Highway Users Form Coalition to Oppose Toll-Road Privatization


By Transport Topics
American Trucking Associations, Inc.
Copyright 2007

Several groups representing truckers and motorists said Friday they have banded together to combat a growing trend toward the privatization or leasing of existing toll facilities to private investors.

The groups include American Trucking Associations, the American Automobile Association, the American Highway Users Alliance, the National Association of Truck Stop Operators, the Recreation Vehicle Industry Association and the Owner-Operator Independent Drivers Association.

Americans for a Strong National Highway Network was formed “to advance the rights of American motorists to travel on safe, reliable public roads; maintain a robust national highway network for the efficient transport of goods and the military; and to hold government accountable for ensuring financing is transparent, motivated by public good, and dedicated to transportation purposes,” the alliance said in a statement.

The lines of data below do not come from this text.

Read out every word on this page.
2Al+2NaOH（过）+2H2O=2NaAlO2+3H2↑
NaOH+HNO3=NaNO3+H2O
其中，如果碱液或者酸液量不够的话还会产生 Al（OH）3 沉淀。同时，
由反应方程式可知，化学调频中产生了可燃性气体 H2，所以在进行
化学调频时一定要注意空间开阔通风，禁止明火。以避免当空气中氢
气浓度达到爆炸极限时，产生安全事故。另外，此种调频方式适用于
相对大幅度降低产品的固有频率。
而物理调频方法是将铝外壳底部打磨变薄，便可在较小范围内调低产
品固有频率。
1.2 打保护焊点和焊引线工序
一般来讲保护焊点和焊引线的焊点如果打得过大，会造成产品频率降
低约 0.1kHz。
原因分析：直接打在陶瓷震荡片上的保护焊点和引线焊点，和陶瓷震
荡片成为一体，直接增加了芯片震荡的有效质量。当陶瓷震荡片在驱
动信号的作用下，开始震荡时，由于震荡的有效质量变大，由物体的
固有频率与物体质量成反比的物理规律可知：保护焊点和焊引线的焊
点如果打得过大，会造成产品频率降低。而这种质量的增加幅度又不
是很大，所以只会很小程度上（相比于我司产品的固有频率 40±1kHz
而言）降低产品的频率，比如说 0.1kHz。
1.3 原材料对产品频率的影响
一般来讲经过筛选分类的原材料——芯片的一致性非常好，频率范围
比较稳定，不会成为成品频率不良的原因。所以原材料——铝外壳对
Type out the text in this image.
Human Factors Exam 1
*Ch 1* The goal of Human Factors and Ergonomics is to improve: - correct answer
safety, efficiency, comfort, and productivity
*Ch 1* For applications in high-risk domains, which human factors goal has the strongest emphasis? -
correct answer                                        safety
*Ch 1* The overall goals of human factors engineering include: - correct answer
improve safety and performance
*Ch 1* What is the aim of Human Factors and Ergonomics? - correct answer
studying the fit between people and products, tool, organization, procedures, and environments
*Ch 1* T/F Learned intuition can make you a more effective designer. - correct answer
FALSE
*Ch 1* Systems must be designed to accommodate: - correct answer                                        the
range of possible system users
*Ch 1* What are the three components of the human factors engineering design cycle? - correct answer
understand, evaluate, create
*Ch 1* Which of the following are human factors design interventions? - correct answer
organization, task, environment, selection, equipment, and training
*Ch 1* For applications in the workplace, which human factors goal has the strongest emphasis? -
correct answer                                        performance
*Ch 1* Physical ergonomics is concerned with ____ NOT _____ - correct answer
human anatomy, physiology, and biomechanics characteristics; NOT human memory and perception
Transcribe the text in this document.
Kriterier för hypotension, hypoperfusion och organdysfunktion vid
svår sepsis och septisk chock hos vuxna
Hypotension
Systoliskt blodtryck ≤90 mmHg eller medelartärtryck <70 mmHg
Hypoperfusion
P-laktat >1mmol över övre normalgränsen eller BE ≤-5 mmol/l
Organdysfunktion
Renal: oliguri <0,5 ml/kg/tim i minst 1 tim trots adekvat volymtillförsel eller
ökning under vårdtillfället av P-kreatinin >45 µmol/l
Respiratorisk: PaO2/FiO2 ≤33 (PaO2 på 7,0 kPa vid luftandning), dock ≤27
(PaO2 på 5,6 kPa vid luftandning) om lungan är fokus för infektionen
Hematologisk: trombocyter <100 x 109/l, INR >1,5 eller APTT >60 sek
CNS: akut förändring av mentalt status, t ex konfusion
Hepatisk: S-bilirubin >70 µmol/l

Following last year’s deal to privatize the Indiana Toll Road for $3.8 billion, several Northeast states, including Pennsylvania, have also been considering privatizing their toll roads. (Click here for previous coverage.)

“The sale or lease of existing toll facilities generates revenue at great expense to taxpayers and the trucking industry and carries potential negative impacts on highway safety, security and the motoring public,” said ATA President Bill Graves.

“We must consider the long-term impact privatization will have on our nation’s transportation system and explore all available financing options to ensure that the government is motivated by public good and transportation purposes,” he said.

Rep. Peter DeFazio (D-Ore.), chairman of the House Subcommittee on Highways and Transit, said, “For the Bush administration, the rush to promote public-private partnerships is based in ideology, not a critical evaluation of how public-private partnerships might help meet the goal of an improved, integrated national transportation system and further the public interest.”